Yesu kauwa a woroghe, “Ninyan yau dinin tiyyi, Anyin yita nin nado, meng gono nnit dinin kiti nciu liti ba.
59 En Hij zeide tot een anderen: Volg Mij. Doch hij zeide: Heere, laat mij toe, dat ik heenga, en eerst mijn vader begrave.
Anin woro nmong, “Dofini.” Ame woroghe, “Cikilari ucizine na ndo ndi kassu ucif nigh.”
60 Maar Jezus zeide tot hem: Laat de doden hun doden begraven; doch gij, ga heen en verkondig het Koninkrijk Gods.
Ame atimine anan nkul, fe can udi belle piit nin npash uliru kipin tigo Kutelle.”
61 En ook een ander zeide: Heere, ik zal U volgen; maar laat mij eerst toe, dat ik afscheid neme van degenen, die in mijn huis zijn.

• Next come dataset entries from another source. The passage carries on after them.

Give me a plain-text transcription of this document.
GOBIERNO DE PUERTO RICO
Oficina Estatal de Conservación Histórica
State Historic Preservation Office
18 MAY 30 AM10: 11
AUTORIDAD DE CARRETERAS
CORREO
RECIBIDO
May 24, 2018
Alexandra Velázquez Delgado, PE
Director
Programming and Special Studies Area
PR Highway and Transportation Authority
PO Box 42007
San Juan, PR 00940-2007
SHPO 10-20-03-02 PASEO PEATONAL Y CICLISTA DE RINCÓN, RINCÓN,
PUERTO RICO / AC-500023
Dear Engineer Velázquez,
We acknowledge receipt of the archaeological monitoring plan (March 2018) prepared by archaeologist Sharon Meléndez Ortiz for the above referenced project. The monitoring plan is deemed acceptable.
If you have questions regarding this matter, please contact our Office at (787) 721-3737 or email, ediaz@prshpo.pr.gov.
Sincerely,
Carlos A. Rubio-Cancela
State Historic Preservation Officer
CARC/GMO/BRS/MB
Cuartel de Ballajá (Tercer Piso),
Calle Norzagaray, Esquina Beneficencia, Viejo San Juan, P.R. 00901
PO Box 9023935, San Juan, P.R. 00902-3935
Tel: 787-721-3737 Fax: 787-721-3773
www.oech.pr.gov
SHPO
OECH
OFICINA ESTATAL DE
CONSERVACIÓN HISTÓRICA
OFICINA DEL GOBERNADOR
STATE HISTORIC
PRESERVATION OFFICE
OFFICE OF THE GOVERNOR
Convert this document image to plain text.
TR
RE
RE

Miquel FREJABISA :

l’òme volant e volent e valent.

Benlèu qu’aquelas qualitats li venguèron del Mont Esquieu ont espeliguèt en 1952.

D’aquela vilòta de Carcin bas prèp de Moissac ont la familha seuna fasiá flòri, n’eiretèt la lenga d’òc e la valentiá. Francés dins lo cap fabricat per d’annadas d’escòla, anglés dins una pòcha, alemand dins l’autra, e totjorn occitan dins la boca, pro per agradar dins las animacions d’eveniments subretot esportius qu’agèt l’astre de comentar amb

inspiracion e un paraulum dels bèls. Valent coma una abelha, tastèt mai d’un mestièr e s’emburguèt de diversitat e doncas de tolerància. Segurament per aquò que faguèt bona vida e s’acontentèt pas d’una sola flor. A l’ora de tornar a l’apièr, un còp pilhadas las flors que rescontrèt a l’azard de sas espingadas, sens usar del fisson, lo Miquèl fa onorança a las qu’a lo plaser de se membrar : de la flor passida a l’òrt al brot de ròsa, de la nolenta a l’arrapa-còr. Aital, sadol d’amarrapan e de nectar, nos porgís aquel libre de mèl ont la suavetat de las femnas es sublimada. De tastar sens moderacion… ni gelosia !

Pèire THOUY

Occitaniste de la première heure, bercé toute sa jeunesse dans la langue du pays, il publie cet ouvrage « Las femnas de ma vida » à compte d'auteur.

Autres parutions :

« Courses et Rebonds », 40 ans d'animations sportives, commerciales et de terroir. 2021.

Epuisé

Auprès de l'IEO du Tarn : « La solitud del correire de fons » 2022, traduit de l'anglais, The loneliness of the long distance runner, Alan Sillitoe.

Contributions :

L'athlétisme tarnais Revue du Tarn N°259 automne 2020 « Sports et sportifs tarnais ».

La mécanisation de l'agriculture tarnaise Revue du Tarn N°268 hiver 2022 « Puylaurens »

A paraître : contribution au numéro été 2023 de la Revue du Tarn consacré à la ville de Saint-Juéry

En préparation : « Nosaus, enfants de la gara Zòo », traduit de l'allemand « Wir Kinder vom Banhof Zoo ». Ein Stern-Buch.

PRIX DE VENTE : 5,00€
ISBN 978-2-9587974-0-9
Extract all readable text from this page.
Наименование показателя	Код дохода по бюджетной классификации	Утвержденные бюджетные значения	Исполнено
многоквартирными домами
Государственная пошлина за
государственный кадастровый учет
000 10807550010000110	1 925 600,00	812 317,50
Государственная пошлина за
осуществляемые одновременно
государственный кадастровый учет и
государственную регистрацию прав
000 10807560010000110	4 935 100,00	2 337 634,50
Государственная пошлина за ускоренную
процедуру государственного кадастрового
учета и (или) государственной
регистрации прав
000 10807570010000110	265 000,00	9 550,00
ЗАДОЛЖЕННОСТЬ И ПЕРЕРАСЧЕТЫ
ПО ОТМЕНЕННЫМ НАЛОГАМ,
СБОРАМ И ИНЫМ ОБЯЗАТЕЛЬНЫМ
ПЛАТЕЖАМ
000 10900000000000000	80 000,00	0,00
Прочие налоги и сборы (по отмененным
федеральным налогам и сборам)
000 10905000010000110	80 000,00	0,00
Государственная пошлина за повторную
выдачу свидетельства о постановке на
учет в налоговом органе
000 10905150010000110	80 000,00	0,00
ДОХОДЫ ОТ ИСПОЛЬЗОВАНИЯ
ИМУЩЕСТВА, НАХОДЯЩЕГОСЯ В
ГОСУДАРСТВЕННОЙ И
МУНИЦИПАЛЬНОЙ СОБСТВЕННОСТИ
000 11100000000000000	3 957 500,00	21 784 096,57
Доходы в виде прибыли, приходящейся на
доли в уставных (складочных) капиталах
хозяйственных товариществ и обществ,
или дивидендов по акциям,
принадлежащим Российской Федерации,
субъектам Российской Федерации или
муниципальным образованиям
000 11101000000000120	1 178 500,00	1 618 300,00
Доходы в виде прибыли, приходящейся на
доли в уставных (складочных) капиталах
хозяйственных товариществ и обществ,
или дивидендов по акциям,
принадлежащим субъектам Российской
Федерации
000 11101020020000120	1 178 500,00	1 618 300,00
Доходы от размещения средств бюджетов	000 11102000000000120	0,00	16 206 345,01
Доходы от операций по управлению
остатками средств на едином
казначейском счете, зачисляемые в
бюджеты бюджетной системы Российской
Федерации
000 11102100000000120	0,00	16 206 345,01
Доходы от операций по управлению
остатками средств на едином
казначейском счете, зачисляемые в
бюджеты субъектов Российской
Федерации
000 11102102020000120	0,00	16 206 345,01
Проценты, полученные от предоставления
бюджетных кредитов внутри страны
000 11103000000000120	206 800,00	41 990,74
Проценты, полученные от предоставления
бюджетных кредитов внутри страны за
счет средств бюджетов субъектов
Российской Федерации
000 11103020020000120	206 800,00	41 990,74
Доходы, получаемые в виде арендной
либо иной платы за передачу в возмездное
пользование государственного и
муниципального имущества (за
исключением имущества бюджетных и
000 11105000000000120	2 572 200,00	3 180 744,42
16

Umong ugang woroghe, “Meng ba dofinfi Cikilari, na ntuu ndi bellin anan kilari nighe meng nya.”
62 En Jezus zeide tot hem: Niemand, die zijn hand aan den ploeg slaat, en ziet naar hetgeen achter is, is bekwaam tot het Koninkrijk Gods.
Yesu kauwa a woroghe, “Na umong duku alenge na ata ucara me nkeke nikawa, asa a gitirno, na abase upiri kipin tigo Kutelle ba.”